Bo Shehri assured the price hike does not match the actual cost of producing electricity and water. He affirmed that rationalization is better for the ministry than any price increase.
He explained a trader who used to pay KD 1,500 will pay KD 2,500 so he will be forced to reduce consumption, confirming this will be in his favor and the State as well. He expects that consumption will not decline on the first day of implementing the new charges as it will take about three or four months for consumers to realize the difference – once the bills reflecting the new charges are issued.
He clarified private houses are excluded from the new charges according to the law issued in 2016. He pointed out the ministry is studying some actions including the awareness campaigns to encourage those residing in private houses to follow the rationalization policies.
Meanwhile, sources from the ministry affirmed that it has found a solution to the problem of not putting water and electricity meters to zero level prior to implementation of the new charges.
Sources explained the consumption recorded before Monday will be calculated based on old charges, while the consumption recorded from Monday onwards will be calculated based on the new charges.
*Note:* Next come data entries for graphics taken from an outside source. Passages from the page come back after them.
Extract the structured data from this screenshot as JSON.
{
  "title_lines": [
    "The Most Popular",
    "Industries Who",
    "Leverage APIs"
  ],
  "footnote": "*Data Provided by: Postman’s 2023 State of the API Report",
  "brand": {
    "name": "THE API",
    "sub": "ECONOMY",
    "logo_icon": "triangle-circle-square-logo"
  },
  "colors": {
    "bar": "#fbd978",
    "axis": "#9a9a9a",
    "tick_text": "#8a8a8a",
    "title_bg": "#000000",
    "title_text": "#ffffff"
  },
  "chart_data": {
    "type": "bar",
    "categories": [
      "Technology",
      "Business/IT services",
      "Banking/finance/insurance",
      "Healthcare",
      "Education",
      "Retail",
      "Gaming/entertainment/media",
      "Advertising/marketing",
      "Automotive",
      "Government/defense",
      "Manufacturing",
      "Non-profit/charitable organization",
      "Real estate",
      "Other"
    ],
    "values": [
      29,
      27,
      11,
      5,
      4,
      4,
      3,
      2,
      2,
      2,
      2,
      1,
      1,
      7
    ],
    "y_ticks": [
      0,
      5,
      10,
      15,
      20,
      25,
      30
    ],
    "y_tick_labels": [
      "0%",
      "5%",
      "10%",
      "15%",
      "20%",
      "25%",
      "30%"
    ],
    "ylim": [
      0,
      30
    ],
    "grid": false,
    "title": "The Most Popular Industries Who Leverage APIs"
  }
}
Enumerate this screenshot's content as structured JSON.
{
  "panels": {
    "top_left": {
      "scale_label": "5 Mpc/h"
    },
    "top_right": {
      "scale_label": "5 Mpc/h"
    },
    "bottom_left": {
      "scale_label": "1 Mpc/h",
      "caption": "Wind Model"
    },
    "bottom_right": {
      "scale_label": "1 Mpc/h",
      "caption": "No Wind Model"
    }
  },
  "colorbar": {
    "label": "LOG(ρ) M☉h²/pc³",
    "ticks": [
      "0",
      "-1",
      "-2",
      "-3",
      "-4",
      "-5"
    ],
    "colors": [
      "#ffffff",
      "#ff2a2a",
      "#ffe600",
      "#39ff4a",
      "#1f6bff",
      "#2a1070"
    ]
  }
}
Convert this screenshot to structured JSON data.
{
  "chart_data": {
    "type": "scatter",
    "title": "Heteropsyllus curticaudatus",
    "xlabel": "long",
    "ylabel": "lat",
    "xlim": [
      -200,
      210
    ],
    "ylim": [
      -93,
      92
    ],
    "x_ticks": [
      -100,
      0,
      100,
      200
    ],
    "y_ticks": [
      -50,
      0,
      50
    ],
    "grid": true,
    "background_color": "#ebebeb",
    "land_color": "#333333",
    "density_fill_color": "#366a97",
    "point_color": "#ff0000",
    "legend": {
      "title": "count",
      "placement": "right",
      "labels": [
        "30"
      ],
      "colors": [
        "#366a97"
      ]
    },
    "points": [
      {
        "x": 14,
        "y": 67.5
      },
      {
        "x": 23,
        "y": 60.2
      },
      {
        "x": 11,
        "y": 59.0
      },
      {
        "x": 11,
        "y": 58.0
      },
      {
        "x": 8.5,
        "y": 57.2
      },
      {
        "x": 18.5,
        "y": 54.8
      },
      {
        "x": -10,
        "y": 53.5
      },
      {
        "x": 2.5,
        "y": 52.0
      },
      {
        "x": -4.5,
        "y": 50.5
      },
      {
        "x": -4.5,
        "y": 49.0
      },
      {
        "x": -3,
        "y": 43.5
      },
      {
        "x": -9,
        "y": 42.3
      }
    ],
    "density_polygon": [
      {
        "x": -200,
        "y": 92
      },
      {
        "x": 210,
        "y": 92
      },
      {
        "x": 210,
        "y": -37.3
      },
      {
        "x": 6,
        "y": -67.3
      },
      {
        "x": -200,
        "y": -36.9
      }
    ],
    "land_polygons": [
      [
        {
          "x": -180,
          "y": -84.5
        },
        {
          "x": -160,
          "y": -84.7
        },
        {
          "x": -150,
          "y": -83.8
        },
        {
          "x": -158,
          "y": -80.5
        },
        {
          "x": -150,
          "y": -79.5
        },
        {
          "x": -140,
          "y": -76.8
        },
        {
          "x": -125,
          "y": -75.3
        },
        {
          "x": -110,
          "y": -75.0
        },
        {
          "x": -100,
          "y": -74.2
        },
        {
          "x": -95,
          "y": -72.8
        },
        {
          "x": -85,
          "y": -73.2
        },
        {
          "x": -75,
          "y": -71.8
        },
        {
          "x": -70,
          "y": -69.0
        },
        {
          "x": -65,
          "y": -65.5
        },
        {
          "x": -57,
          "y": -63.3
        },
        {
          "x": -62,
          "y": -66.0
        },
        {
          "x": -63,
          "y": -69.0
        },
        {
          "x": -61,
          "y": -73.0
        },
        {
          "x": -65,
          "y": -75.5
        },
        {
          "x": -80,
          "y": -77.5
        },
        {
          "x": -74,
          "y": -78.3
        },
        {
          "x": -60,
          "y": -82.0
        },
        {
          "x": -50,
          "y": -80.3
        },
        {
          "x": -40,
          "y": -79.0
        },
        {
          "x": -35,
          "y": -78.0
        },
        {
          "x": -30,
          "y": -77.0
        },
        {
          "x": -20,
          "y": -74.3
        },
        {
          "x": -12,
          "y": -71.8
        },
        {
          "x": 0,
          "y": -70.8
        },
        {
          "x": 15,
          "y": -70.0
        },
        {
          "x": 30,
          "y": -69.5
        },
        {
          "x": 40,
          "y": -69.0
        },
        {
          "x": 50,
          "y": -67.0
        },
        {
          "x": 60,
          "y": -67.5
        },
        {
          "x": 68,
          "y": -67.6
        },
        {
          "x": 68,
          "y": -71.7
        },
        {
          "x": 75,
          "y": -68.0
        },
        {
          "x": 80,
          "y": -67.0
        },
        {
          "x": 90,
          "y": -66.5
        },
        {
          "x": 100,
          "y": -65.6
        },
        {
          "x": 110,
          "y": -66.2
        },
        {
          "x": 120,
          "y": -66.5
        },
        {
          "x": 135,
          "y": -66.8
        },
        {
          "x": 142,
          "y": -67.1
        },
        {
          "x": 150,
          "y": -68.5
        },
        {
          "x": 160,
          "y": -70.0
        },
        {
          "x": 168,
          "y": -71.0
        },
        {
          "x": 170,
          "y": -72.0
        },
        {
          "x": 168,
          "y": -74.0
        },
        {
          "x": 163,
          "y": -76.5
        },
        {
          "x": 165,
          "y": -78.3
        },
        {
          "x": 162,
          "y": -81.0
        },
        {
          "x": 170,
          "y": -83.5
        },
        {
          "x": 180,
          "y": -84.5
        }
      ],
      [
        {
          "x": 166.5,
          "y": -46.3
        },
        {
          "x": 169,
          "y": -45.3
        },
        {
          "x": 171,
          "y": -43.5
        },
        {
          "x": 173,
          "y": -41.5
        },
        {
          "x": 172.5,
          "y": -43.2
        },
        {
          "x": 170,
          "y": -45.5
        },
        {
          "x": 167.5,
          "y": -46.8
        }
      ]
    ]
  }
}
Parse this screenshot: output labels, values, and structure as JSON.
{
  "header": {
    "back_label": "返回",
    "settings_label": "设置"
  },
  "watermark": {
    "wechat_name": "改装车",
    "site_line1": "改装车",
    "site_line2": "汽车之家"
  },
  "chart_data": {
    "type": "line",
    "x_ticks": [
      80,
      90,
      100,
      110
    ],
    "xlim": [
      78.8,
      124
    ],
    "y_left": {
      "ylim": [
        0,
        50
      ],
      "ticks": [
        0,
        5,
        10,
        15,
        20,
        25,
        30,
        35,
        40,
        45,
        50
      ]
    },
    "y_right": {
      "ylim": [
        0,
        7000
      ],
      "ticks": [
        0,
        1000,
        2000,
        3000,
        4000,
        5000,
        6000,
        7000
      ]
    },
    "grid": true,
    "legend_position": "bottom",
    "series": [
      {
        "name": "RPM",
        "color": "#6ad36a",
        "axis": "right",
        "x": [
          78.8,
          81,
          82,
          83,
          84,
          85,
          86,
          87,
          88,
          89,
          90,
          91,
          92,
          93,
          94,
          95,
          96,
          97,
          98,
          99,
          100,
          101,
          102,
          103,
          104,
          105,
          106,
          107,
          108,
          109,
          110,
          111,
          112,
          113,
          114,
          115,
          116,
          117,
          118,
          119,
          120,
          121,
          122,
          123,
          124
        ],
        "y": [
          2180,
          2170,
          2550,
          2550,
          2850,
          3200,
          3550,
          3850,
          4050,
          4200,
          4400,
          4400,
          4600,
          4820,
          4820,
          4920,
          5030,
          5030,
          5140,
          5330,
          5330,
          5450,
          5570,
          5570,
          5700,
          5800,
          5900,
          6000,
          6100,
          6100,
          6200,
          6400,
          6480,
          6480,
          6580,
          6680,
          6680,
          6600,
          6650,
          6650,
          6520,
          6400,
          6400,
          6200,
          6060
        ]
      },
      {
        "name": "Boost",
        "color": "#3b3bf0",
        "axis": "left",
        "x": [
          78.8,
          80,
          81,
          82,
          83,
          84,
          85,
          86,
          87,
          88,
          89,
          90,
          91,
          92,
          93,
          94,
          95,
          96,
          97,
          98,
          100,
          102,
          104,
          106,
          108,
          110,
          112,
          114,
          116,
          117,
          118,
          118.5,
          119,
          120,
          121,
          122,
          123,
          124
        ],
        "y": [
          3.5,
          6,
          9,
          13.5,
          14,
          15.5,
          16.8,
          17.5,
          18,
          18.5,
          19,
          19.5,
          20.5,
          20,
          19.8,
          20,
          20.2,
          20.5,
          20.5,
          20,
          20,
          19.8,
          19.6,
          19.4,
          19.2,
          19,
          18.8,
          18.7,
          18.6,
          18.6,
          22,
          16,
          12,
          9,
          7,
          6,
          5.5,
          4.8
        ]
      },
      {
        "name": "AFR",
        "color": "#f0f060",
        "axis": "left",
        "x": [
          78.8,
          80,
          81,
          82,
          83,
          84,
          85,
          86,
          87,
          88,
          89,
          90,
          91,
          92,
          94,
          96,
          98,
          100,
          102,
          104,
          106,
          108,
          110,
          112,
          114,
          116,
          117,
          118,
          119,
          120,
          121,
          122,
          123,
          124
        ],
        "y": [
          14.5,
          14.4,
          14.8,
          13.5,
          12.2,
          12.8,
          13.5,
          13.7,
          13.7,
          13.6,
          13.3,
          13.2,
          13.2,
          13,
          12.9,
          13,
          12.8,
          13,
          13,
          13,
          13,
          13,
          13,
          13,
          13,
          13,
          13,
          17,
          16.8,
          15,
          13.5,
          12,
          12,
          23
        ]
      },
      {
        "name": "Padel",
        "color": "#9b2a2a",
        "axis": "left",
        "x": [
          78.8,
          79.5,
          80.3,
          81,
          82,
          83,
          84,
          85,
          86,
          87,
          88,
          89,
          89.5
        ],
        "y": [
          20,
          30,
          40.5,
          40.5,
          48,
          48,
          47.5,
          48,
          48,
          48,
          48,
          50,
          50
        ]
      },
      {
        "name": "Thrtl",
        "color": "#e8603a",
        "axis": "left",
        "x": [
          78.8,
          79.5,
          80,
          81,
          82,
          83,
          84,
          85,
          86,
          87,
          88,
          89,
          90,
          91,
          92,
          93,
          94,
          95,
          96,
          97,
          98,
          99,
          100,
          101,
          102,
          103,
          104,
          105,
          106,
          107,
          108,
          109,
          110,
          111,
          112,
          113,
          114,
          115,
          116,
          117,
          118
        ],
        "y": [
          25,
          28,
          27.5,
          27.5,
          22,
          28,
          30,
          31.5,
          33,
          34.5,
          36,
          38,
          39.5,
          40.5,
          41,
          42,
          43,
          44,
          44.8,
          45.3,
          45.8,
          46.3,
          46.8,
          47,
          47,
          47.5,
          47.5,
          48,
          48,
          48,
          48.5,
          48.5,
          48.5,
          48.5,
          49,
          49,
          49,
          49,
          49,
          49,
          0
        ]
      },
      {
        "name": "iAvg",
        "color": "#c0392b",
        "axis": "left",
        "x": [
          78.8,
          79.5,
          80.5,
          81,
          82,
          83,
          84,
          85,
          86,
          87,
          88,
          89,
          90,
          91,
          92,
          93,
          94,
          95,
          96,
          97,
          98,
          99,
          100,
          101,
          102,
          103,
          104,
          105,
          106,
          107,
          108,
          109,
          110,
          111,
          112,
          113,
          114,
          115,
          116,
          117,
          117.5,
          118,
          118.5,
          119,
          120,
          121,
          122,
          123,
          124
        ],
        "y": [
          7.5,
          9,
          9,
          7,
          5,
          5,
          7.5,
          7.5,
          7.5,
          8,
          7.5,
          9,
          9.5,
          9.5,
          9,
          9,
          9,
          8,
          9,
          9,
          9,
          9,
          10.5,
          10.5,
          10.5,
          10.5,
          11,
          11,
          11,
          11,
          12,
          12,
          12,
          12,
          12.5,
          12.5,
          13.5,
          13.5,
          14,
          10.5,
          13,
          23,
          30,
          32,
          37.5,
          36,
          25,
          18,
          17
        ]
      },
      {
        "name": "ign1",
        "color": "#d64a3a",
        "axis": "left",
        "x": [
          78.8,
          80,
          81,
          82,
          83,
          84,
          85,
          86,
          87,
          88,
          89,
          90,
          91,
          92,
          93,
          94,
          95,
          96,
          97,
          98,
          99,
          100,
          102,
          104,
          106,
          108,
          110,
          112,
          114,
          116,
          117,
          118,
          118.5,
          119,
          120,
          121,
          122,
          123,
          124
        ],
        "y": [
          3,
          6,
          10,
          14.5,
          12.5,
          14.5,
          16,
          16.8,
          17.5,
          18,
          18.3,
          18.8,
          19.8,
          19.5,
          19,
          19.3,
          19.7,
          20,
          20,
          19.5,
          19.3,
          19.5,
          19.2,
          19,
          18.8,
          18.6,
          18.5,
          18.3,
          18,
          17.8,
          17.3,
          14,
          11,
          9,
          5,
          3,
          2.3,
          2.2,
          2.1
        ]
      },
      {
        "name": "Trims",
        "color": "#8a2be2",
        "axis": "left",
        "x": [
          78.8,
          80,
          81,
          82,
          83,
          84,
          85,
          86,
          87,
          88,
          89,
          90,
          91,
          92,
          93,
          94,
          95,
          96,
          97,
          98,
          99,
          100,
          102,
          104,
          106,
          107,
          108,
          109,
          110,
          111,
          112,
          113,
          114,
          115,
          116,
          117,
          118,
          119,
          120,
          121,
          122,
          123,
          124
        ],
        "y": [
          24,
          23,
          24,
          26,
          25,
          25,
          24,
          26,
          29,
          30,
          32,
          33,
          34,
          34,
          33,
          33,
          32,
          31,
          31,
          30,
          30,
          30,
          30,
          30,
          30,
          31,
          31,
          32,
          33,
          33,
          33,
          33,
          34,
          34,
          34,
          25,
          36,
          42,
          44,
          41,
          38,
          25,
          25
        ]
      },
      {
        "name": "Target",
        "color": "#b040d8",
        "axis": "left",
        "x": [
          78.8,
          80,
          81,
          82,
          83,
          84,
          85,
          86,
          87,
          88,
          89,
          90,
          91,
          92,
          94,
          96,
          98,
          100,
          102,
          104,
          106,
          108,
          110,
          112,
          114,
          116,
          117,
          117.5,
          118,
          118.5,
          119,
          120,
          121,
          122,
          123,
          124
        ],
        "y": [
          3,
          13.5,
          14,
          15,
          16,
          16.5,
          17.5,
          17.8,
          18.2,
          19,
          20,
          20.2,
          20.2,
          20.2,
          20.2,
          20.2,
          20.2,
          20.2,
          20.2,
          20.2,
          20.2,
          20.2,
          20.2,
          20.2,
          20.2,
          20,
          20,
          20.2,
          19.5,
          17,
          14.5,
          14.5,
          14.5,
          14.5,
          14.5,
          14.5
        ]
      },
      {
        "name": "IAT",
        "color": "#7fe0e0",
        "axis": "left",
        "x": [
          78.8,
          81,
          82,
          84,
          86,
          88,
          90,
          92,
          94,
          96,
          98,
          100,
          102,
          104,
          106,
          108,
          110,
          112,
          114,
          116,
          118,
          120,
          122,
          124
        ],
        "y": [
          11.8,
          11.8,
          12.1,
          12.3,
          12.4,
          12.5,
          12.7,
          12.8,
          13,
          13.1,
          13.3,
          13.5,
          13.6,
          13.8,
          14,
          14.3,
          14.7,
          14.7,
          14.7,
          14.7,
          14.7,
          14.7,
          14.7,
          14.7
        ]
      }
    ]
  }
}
Sources said this will prevent errors in charging consumers.
While confirming the continuation of procedures to separate meters in investment and commercial sectors, sources said the charge per kilowatt for these sectors will be five fils and the relevant survey has yet to be completed. Sources added the ministry is ready to implement the new charges in the two sectors, affirming it inspected the new automated system a couple of weeks ago.
Meanwhile, eight non-specialized local companies secured contracts as agents of foreign companies in oil industry projects worth KD 827.1 million after obtaining approval from relevant authorities such as the Central Tenders Committee (CTC), reports Al-Shahed daily.